Les deux hommes ont rapidement trouvé un terrain d’entente, et c’est Dylan qui a imaginé le pont de la chanson : « Je me disais donc qu’il y avait une issue à tout ça, vraiment, à la fin. Il a chanté pour moi : ‘L’amour est tout ce dont tu as besoin / Il fait tourner le monde / L’amour et seulement l’amour ne peut être nié / Peu importe ce que tu en penses / Tu ne pourras pas vivre sans lui / Prends exemple sur quelqu’un qui a essayé' ».

Le grégaire Harrison s’est souvenu : « Et je me suis dit, c’est pas génial, parce que je sais que les gens vont se dire, ‘Merde, qu’est-ce qu’il fait Dylan ?’. Mais en ce qui me concerne, c’était génial pour lui de réaliser sa propre paix, et ça signifiait quelque chose. Vous savez, il avait toujours été si dur… Je pensais que beaucoup de gens n’allaient pas aimer ça, mais je pense que c’est fantastique parce que Bob a manifestement vécu cette expérience. »

Le duo a trouvé son rythme, et ils se sont aidés mutuellement à retrouver la forme. Harrison dit à Dylan : « Tu écris des paroles incroyables », et Dylan répond : « Comment écris-tu ces airs ? ». Ils discutent d’accords « bizarres » et, après avoir expérimenté un sol majeur 7e, ils trouvent la chanson, que Harrison décrit comme « très belle ».

Désireux de donner vie à cette chanson, Harrison invite son autre ami et héros de la guitare, Eric Clapton, à jouer sur le morceau, car ils avaient déjà trouvé l’or avec « While My Guitar Gently Weeps » sur l’album Abbey Road de 1969.

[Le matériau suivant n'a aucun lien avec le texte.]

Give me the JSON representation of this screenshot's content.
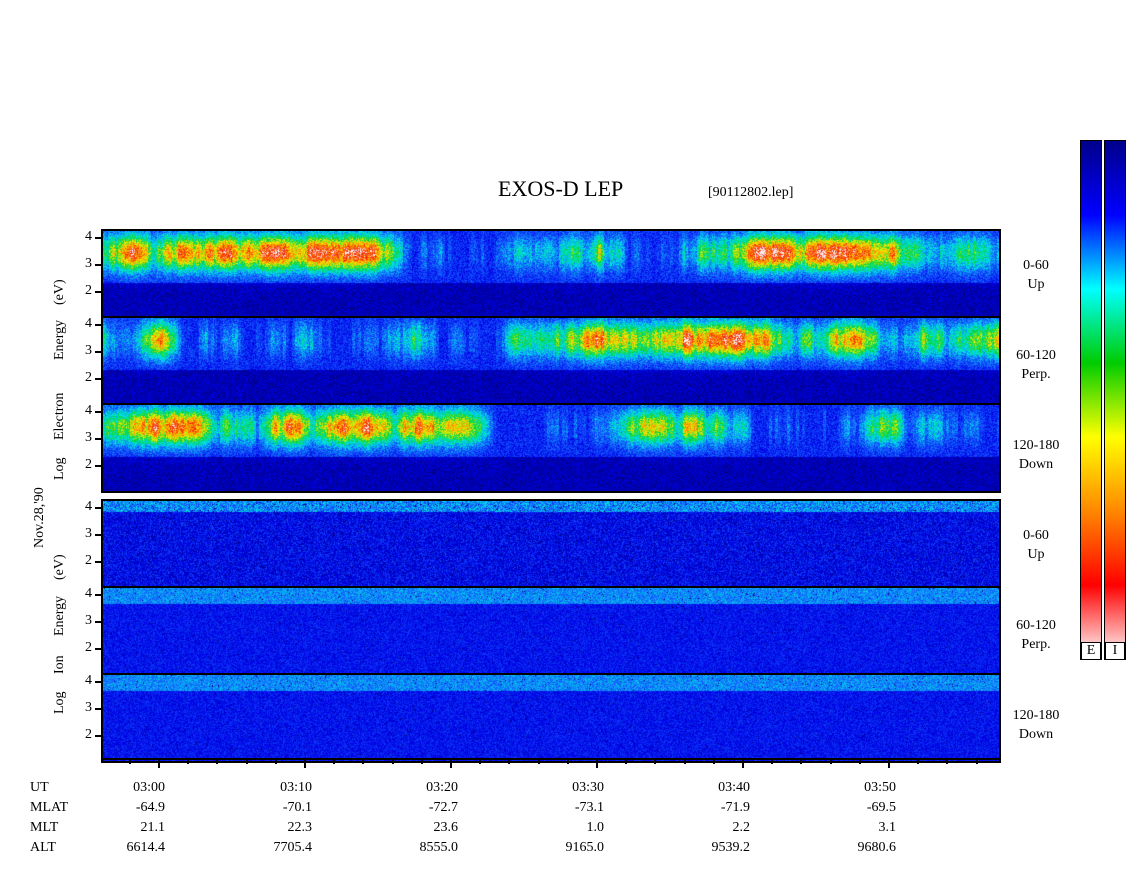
{
  "title": "EXOS-D LEP",
  "filename": "[90112802.lep]",
  "date_label": "Nov.28,'90",
  "electron_group": {
    "axis_words": [
      "Log",
      "Electron",
      "Energy",
      "(eV)"
    ],
    "panels": [
      {
        "angle": "0-60",
        "direction": "Up"
      },
      {
        "angle": "60-120",
        "direction": "Perp."
      },
      {
        "angle": "120-180",
        "direction": "Down"
      }
    ]
  },
  "ion_group": {
    "axis_words": [
      "Log",
      "Ion",
      "Energy",
      "(eV)"
    ],
    "panels": [
      {
        "angle": "0-60",
        "direction": "Up"
      },
      {
        "angle": "60-120",
        "direction": "Perp."
      },
      {
        "angle": "120-180",
        "direction": "Down"
      }
    ]
  },
  "colorbars": [
    {
      "label": "E"
    },
    {
      "label": "I"
    }
  ],
  "chart_data": {
    "type": "heatmap",
    "title": "EXOS-D LEP",
    "y_ticks": [
      "4",
      "3",
      "2"
    ],
    "ylabel_electron": "Log Electron Energy (eV)",
    "ylabel_ion": "Log Ion Energy (eV)",
    "x_ticks": [
      "03:00",
      "03:10",
      "03:20",
      "03:30",
      "03:40",
      "03:50"
    ],
    "colorscale": [
      "#00008b",
      "#0000ff",
      "#00ffff",
      "#00cc00",
      "#ffff00",
      "#ff8800",
      "#ff0000",
      "#ffffff"
    ],
    "ephemeris": {
      "labels": [
        "UT",
        "MLAT",
        "MLT",
        "ALT"
      ],
      "rows": [
        {
          "UT": "03:00",
          "MLAT": "-64.9",
          "MLT": "21.1",
          "ALT": "6614.4"
        },
        {
          "UT": "03:10",
          "MLAT": "-70.1",
          "MLT": "22.3",
          "ALT": "7705.4"
        },
        {
          "UT": "03:20",
          "MLAT": "-72.7",
          "MLT": "23.6",
          "ALT": "8555.0"
        },
        {
          "UT": "03:30",
          "MLAT": "-73.1",
          "MLT": "1.0",
          "ALT": "9165.0"
        },
        {
          "UT": "03:40",
          "MLAT": "-71.9",
          "MLT": "2.2",
          "ALT": "9539.2"
        },
        {
          "UT": "03:50",
          "MLAT": "-69.5",
          "MLT": "3.1",
          "ALT": "9680.6"
        }
      ]
    }
  }
}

En 2001, Billboard a demandé à Harrison si le choix de « I’d Have You Anytime » en ouverture de l’album avait été difficile. Il a répondu : « Ça l’a probablement été, parce que ça fait ‘Let me in here…’ [Rires]. Ça m’a semblé être une bonne chose à faire ; c’était un bon morceau, j’ai aimé ça. Et peut-être inconsciemment, j’avais besoin d’un peu de soutien. J’avais Eric [Clapton] qui jouait le solo, et Bob avait aidé à l’écrire, donc ça pouvait avoir quelque chose à voir avec ça ».

Une chanson stellaire mettant en vedette trois des plus grands de tous les temps, ‘I’d Have You Anytime’ est l’une des meilleures chansons de l’époque, et plus de gens doivent l’entendre. Je dirais même que c’est une meilleure chanson que « My Sweet Lord », car ces accords de septième mineur sont difficiles à battre.